Amanda aids me not by simply using the gameplay mechanics available to Luma, but by giving me advice about what to do next with Mario. Because she doesn't have to worry about saving her own skin as Luma, Amanda's attention is freed up to look closely at what I'm doing and spot a tactic that I may have overlooked - a platform that might lead to a secret area or a better way to tackle an enemy that was giving me trouble.

In one of the early game worlds, I had initial difficulty with a two-legged robot boss that launched little drill-shaped robots directly at me. I could defeat the mini-drills, but Mario kept bouncing harmlessly off of the boss's legs. How was I supposed to take him down? It was Amanda who suggested waiting for the robot to show its glass-domed star between its legs and line up Mario. Then I'd use my handy drill-bit power up and dig through the small planet, pop through the ground on the other side and attack. I heard a satisfying cracking sound of the glass, and Amanda and I both cheered as I eventually destroyed the boss.

It was a moment of pure cooperation and teamwork between two players in the same room, a real rarity in games.

In contrast, most co-op videogames are better described as "self-interested team-ups" defined by players selfishly pursuing their own goals over helping each other. Co-op players often try to rack up more kills than the other players or grab the loot, power-ups or ammo first before any of their teammates. Call of Duty: World at War even features a "competitive co-op" mode, which is kind of an oxymoron if you think about it.
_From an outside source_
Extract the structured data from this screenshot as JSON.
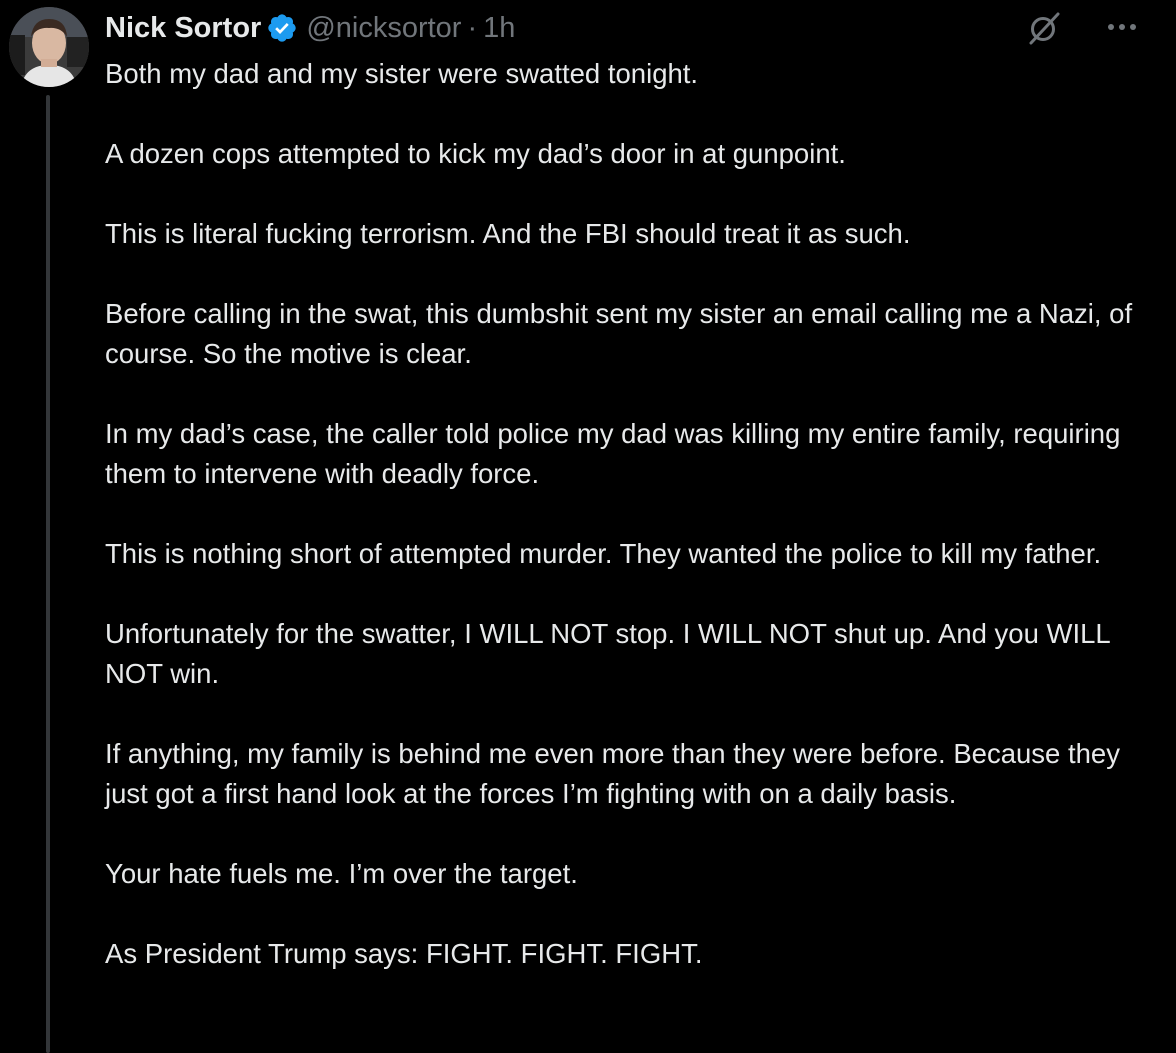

Because of the "me-first" nature of co-op, Valve intentionally crafted special zombies designed to pick off Rambo players in Left 4 Dead. In other words, teamwork was forced as a game mechanic. In Super Mario Galaxy 2, teamwork is more organic, due to one player acting as a passive helper-character. The idea makes sense to Amanda, even if it baffles lifelong hardcore gamers and many game journalists.

Several prominent game reviewers panned the co-op in SMG2 precisely because of the limited interaction that Amanda found so enjoyable. Co-Optimus, a website that specializes in covering cooperative games, gave SMG2 an overall score of 5 out of 5, but only 3 out of 5 for the co-op system because "it isn't the same as playing as Mario" and is "a far cry from real co-op." PopMatters critic Arun Subramanian, meanwhile, speculated that the SMG2 co-op was "clearly something of an afterthought." Similarly, IGN editor Colin Moriarty called the co-op system "half-assed" and lamented the lack of turn taking co-op from the original NES Super Mario Bros. games. It's not surprising that critics would assume that Nintendo's co-op system for SMG2 was designed as a half-hearted throw-in, because assigning the second player to a lesser role is a relatively new concept in games.